FIG. 19 is a 2-D micro-CT image, and H&E staining, and safranin-o (S—O) staining images of the knee joint of an osteoarthritis model at 8 weeks. Based on FIG. 19, ACLT and peripheral fractures in treating using the Fe-ATP self-assembly according to the present embodiment were identified. It was identified that the treatment using each of the Fe-ATP self-assembly and the magnetically targeted Fe-ATP self-assembly protected the cartilage of the knee joint and prevented the cartilage from being damaged.

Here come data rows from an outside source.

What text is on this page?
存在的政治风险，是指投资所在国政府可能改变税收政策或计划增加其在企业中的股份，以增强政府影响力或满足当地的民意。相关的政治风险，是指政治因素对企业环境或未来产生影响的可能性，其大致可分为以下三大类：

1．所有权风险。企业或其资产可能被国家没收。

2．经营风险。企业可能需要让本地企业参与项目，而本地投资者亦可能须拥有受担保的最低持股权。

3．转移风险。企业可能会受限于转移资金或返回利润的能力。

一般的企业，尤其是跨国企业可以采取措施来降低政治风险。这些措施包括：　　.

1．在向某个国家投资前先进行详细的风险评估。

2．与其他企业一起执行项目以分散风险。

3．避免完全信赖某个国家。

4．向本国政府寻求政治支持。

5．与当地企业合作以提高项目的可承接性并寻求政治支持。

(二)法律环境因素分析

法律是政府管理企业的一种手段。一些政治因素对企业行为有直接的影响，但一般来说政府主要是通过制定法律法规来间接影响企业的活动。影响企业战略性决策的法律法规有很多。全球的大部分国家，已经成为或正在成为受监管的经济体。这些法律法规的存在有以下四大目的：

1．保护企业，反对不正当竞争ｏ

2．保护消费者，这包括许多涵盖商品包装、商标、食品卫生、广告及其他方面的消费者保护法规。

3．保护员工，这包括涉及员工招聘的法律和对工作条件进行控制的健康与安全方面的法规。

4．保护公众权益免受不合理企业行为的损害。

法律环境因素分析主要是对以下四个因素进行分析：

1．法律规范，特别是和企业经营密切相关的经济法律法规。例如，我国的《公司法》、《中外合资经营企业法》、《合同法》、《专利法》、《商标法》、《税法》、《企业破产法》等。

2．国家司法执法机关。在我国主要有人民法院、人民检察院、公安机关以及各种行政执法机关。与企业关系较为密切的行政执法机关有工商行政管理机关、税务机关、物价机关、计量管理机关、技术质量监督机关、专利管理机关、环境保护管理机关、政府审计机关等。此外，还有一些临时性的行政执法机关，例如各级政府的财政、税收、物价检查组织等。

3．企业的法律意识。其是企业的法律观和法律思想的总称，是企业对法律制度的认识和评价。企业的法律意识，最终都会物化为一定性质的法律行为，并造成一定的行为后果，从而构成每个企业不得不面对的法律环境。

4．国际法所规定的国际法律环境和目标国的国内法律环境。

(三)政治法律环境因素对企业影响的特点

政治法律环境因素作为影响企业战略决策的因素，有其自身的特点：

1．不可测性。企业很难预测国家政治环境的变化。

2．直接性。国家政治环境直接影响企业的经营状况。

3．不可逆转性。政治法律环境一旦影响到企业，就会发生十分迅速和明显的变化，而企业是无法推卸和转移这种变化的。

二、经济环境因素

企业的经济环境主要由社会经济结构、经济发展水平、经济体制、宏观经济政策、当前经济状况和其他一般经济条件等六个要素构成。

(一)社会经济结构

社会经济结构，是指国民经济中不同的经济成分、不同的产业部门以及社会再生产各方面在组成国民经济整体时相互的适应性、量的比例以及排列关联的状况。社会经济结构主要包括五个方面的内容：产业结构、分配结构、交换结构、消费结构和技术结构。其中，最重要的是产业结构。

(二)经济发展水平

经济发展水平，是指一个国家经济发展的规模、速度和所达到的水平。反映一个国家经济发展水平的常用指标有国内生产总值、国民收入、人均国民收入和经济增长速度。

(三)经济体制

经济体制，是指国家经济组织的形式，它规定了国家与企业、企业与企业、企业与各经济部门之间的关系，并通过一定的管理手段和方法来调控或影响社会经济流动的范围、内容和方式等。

FIG. 20 shows H&E staining, safranin-o (S—O) staining, and collagen X staining images of the knee joint of an osteoarthritis model at 8 weeks. In FIG. 20, ACLT and peripheral fractures were identified in an 8-week-old osteoarthritis model. The Fe-ATP self-assembly and the magnetically targeted Fe-ATP self-assembly alleviated inflammation via anti-inflammatory macrophage polarization and inhibited hypertrophic differentiated chondrocytes that mediate cartilage-to-bone transition. In particular, the magnetically targeted Fe-ATP self-assembly exhibited higher effectiveness than that of the Fe-ATP self-assembly. In this regard, the collagen X stained the hypertrophic differentiated chondrocytes. It was identified that the hypertrophic differentiated chondrocytes promoted cartilage-to-bone transition to worsen the osteoarthritis.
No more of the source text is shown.